From that we learn a sense of how our body is arranged very early in life.
EDIT: I was wrong about one thing. Muscle nerve endings are distributed throughout the muscle volume. So 3D positioning is not sensed, but we do have sensor locations distributed in rough and malleable 3D topologies.
Those don’t give us any direct 3D positioning. In fact, we are notoriously bad at knowing which individual muscles we are using. Much less what feeling correspond to what 3D coordinate within each specific muscle, generally. But we do learn to identify anatomical locations and then infer positioning from all that information.
Then the mapping of those sensors to the bodies anatomical state in 3D space is learned.

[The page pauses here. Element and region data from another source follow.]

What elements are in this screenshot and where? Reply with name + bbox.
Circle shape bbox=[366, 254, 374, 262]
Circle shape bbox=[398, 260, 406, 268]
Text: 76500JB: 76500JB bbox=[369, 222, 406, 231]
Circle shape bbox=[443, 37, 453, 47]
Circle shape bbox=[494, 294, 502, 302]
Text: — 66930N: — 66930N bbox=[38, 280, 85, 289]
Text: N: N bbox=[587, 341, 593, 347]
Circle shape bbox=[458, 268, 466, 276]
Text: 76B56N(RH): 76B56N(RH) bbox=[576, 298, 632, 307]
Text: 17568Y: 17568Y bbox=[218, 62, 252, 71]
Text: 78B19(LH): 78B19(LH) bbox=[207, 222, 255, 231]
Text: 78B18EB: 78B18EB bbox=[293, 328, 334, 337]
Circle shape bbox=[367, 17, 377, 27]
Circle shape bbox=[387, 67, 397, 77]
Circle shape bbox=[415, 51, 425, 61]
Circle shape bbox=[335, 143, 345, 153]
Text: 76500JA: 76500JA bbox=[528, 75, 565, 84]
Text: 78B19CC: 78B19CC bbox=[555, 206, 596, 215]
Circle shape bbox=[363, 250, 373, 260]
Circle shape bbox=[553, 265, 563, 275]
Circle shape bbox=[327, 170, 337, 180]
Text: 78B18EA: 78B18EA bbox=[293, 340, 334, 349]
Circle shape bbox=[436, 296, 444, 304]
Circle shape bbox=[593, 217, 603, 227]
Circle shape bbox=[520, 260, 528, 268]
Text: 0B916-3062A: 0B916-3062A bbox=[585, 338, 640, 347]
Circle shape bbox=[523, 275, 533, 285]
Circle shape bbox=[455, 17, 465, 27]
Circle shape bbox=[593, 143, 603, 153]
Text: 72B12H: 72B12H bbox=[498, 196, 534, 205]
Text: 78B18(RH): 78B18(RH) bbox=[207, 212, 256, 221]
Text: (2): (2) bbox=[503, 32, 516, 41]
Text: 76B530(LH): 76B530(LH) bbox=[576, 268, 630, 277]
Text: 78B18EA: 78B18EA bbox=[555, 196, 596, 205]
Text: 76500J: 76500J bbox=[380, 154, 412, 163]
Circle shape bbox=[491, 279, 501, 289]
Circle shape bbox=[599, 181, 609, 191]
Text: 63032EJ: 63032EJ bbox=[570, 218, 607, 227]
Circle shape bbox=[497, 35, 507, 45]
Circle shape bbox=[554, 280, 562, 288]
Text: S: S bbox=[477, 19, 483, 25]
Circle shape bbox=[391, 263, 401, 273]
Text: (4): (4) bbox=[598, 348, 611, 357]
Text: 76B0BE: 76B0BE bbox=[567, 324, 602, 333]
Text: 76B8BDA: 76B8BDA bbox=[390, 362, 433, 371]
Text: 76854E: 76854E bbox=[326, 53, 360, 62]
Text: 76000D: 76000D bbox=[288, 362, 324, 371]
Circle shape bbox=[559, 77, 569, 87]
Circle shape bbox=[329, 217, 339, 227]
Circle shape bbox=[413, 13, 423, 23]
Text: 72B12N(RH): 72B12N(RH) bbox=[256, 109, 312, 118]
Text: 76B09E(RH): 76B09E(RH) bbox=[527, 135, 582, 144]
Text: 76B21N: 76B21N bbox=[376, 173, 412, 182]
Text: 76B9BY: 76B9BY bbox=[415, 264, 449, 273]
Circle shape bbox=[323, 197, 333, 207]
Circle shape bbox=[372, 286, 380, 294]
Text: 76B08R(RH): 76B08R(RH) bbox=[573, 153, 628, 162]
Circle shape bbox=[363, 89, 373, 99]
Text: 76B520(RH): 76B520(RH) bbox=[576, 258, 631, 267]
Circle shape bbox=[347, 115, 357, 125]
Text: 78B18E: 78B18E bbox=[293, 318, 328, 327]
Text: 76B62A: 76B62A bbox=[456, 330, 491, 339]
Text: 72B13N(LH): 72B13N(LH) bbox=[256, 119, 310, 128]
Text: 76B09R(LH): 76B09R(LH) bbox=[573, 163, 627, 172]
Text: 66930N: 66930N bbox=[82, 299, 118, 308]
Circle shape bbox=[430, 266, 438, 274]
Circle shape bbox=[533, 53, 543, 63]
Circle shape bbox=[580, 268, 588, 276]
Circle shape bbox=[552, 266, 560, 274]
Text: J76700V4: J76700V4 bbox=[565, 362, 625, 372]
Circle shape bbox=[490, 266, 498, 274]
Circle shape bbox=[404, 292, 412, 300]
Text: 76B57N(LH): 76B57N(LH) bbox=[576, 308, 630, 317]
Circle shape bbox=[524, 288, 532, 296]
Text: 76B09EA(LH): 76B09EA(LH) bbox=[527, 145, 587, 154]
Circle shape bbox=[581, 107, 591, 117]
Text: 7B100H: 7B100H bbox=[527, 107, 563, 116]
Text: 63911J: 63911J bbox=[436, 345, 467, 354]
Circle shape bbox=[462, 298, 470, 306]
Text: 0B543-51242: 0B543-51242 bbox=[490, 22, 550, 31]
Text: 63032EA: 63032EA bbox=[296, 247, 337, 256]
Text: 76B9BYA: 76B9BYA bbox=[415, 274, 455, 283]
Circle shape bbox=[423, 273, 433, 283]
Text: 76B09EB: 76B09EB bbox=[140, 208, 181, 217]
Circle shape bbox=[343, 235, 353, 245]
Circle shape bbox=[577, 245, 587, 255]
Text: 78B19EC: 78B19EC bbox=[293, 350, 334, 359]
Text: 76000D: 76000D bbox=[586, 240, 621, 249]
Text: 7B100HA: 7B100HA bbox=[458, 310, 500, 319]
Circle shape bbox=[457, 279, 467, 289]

A surprising number of kinds of dimension involved in categorizing sensors.
It doesn’t make it any less 3d though. It’s the additive sensing of all sensors within a region that gives you that perception. Fascinating stuff.
Many of our signals are "on" and are instead suppressed by detection. Ligand binding, suppression, the signalling cascade, all sorts of encoding, ...
In any case, when all of our senses are integrated, we have rich n-dimensional input.
- stereo vision for depth
- monocular vision optics cues (shading, parallax, etc.)
- proprioception
- vestibular sensing
- binaural hearing
- time
I would not say that we sense in three dimensions. It's much more.
[1] https://en.m.wikipedia.org/wiki/G_protein-coupled_receptor
There are other sensors as well. Is the inner ear a 2d sensor?
a) In a technical sense the actual receptors are 1D, not 2D. Perhaps some of them are two dimensional, but generally mechanical touch is about pressure or tension in a single direction or axis.
b) The rods and cones in your eyes are also 1D receptors but they combine to give a direct 2D image, and then higher-level processing infers depth. But touch and proprioception combine to give a direct 3D image.
Maybe you mean that the surface of the skin is two dimensional and so is touch? But the brain does not separate touch on the hand from its knowledge of where the hand is in space. Intentionally confusing this system is the basis of the "rubber hand illusion" https://en.wikipedia.org/wiki/Body_transfer_illusion
Point (I.e. single point/element) receptors, that encode a single magnitude of perception, each.
The cochlea could be thought of 1D. Magnitude (audio volume) measured across 1D = N frequencies. So a 1D vector.
Vision and (locally) touch/pressure/heat maps would be 2D, together.
The measurement of any one of those is a 0 dimensional tensor, a single number.
But then you are right, what. is being measured by that one sensor is 1 dimensional.
But all single sensors measure across a 1 dimensional variable. Whether it’s linear pressure, rotation, light intensity, audio volume at 1 frequency, etc.
I'm not entirely convinced that this isn't one of those, or if its not it sure as shit was trained on one.